O governo egípcio denunciou ainda que Israel tem efetuado “ataques diretos a civis e perpetuado a destruição da infraestrutura na Faixa de Gaza, o que levou a uma crise humanitária sem precedentes que criou condições inabitáveis”.

UNRWA/Twitter

Egito tomou decisão “após agravamento da agressão israelense” em Gaza

Assim, o Egito instou Israel a “cumprir suas obrigações” emitidas pela Corte Internacional de Justiça, entre elas garantir acesso à ajuda humanitária e de socorro para os feridos em Gaza.

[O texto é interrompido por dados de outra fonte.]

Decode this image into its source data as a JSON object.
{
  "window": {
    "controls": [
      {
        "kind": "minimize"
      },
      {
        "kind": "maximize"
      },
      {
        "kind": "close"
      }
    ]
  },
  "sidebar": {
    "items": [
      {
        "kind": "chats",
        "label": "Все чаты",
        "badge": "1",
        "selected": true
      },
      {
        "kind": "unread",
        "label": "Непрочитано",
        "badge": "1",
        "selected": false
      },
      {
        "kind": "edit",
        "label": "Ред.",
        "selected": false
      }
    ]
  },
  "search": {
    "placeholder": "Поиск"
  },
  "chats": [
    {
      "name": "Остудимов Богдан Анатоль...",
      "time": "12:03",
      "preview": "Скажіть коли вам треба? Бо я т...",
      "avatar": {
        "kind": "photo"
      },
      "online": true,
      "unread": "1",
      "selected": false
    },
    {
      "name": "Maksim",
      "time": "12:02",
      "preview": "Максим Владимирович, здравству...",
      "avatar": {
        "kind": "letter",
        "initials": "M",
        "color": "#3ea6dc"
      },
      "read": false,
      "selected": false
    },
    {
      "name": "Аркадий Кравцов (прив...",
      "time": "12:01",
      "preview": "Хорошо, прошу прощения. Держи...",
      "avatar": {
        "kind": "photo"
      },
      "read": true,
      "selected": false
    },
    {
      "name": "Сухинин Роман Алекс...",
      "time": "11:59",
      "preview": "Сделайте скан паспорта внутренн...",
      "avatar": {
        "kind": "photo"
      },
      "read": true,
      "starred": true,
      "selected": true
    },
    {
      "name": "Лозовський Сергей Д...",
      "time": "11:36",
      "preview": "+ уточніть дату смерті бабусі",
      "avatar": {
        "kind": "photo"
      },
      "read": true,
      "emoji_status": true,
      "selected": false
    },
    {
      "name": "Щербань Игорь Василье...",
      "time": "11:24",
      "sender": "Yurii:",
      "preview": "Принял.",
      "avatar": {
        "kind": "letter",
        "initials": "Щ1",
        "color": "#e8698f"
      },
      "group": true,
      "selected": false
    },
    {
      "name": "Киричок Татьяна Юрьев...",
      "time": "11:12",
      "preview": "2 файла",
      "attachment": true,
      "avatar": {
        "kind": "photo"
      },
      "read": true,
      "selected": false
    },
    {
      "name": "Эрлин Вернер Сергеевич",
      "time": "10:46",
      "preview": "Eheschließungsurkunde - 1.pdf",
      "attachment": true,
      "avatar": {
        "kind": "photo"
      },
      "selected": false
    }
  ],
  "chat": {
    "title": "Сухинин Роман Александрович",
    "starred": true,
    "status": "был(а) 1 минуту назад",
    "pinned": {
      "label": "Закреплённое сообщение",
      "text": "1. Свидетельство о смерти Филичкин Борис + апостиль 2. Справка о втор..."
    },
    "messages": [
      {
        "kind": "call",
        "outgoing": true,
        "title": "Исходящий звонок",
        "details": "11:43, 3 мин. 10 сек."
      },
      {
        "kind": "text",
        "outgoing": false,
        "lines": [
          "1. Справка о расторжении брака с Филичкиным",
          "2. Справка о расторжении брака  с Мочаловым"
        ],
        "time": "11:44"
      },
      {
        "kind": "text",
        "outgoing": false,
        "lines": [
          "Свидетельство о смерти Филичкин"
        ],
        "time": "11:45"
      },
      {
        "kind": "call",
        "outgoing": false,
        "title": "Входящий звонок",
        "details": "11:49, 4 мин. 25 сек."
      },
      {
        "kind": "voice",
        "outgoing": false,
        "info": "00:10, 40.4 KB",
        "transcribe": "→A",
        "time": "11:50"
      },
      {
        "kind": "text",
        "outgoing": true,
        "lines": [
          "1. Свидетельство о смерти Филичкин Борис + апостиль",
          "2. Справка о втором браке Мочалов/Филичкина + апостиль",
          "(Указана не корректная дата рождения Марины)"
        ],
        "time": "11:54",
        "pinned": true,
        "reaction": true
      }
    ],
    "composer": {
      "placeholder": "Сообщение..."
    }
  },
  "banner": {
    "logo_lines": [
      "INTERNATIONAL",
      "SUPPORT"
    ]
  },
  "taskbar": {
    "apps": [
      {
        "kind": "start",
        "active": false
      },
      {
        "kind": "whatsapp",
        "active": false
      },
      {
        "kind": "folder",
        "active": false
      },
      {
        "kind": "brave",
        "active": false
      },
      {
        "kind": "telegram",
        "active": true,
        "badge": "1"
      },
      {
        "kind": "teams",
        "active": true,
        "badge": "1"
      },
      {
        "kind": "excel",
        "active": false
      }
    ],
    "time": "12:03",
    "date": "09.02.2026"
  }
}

“A República Árabe do Egito conclama que as forças israelenses não cometam nenhuma violação contra o povo palestino como um povo protegido pela Convenção para a Prevenção e Punição do Crime de Genocídio”, ressaltou o texto sobre as ordens que a CIJ emitiu, em janeiro, ao reconhecer “risco plausível de genocídio” na região

O país, que recebeu as reuniões de negociação para trégua no conflito, ainda reiterou que o Conselho de Segurança da Organização das Nações Unidas (ONU) e demais atores internacionais “tomem medidas imediatas para o cessar-fogo na Faixa de Gaza e interromper as operações militares” de Israel no enclave.

Assim, o país se une à Turquia e à Colômbia como apoiador do caso contra Israel.